Well, I had forgotten what Risk is all about. Risk is not a game about taking and holding territory. The game is presented as if that was the smart strategy, and the designer (Albert Lamorisse, a French film director) may even have though of it that way, but it isn't. Risk is about amassing an army that you can use to wipe someone out, so that you can take their cards and turn them in for yet more armies and wipe out the next player, and so on until you have killed everyone off in one long chain of conquest. Victory goes to the one who pulls this off -- or, if that player fails, to one of the survivors who can next turn in a set.

And that's exactly what happened.

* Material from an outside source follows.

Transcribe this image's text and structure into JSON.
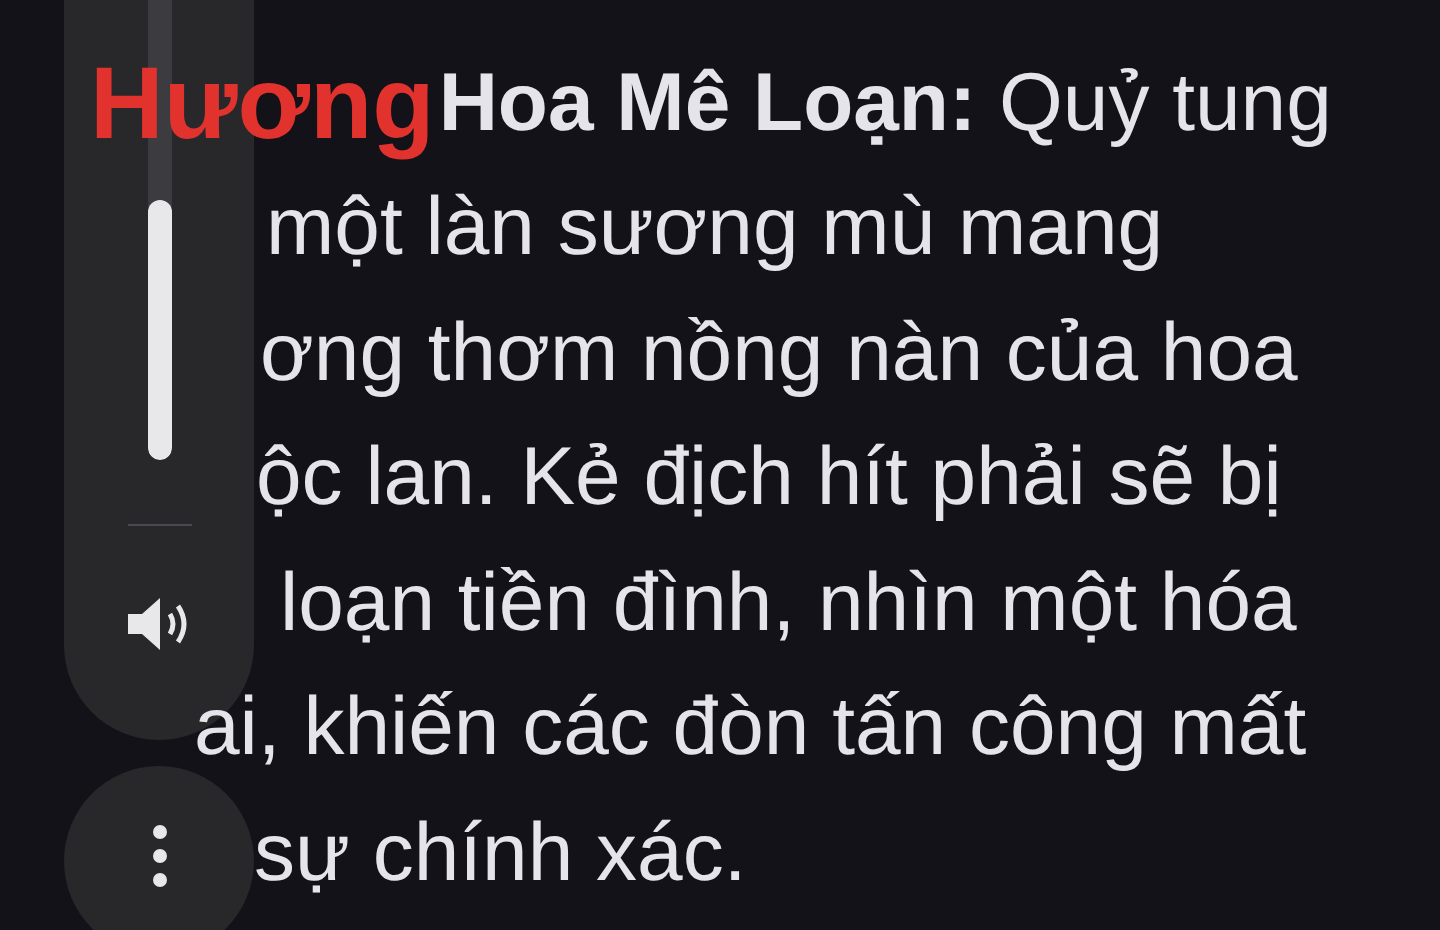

I played against my sister and her son, any my other sister's husband, son, and daughter. After some messing around in which no one really solidified a position, my brother-in-law saw his chance for that chain reaction, and knocked out first his daughter, then my sister, then me. He had enough armies and to finish off either of my nephews, which would net him enough cards to finish the other one and win. Unfortunately, he listened to my sister's advice on the route he should take through Asia and Australia, and ran out of steam before finishing off the next player. That next player, his son, then turned in a set and took out first his cousin and then his dad for the win.

So, does that mean Risk is a bad game? It is if you want a game that's about taking and holding territory. You can fix this by capping the number of armies you get for a set at 10 or so, or enforcing some other sort of limitation. There have been many revisions to the rules over the years, and the most recent version of the rules doesn't have progressive set bonuses.

Still, what about the original rules? I think they still make for a good game, if you understand what kind of game you're playing. It's sort of like a reversed game of chicken, seeing who has the guts to jump out first. In effect, the game asks you, "Could you win if you got 12 armies right now? No? How about 15? 20?" Then you make your calculations, and hope that if someone else tries before you do, they'll come up short before they kill you. So, sure, you can change the rules to get a different game, but there are a lot of games that are about taking territory. There aren't many that are about constantly ratcheting up the danger until someone makes their grand play.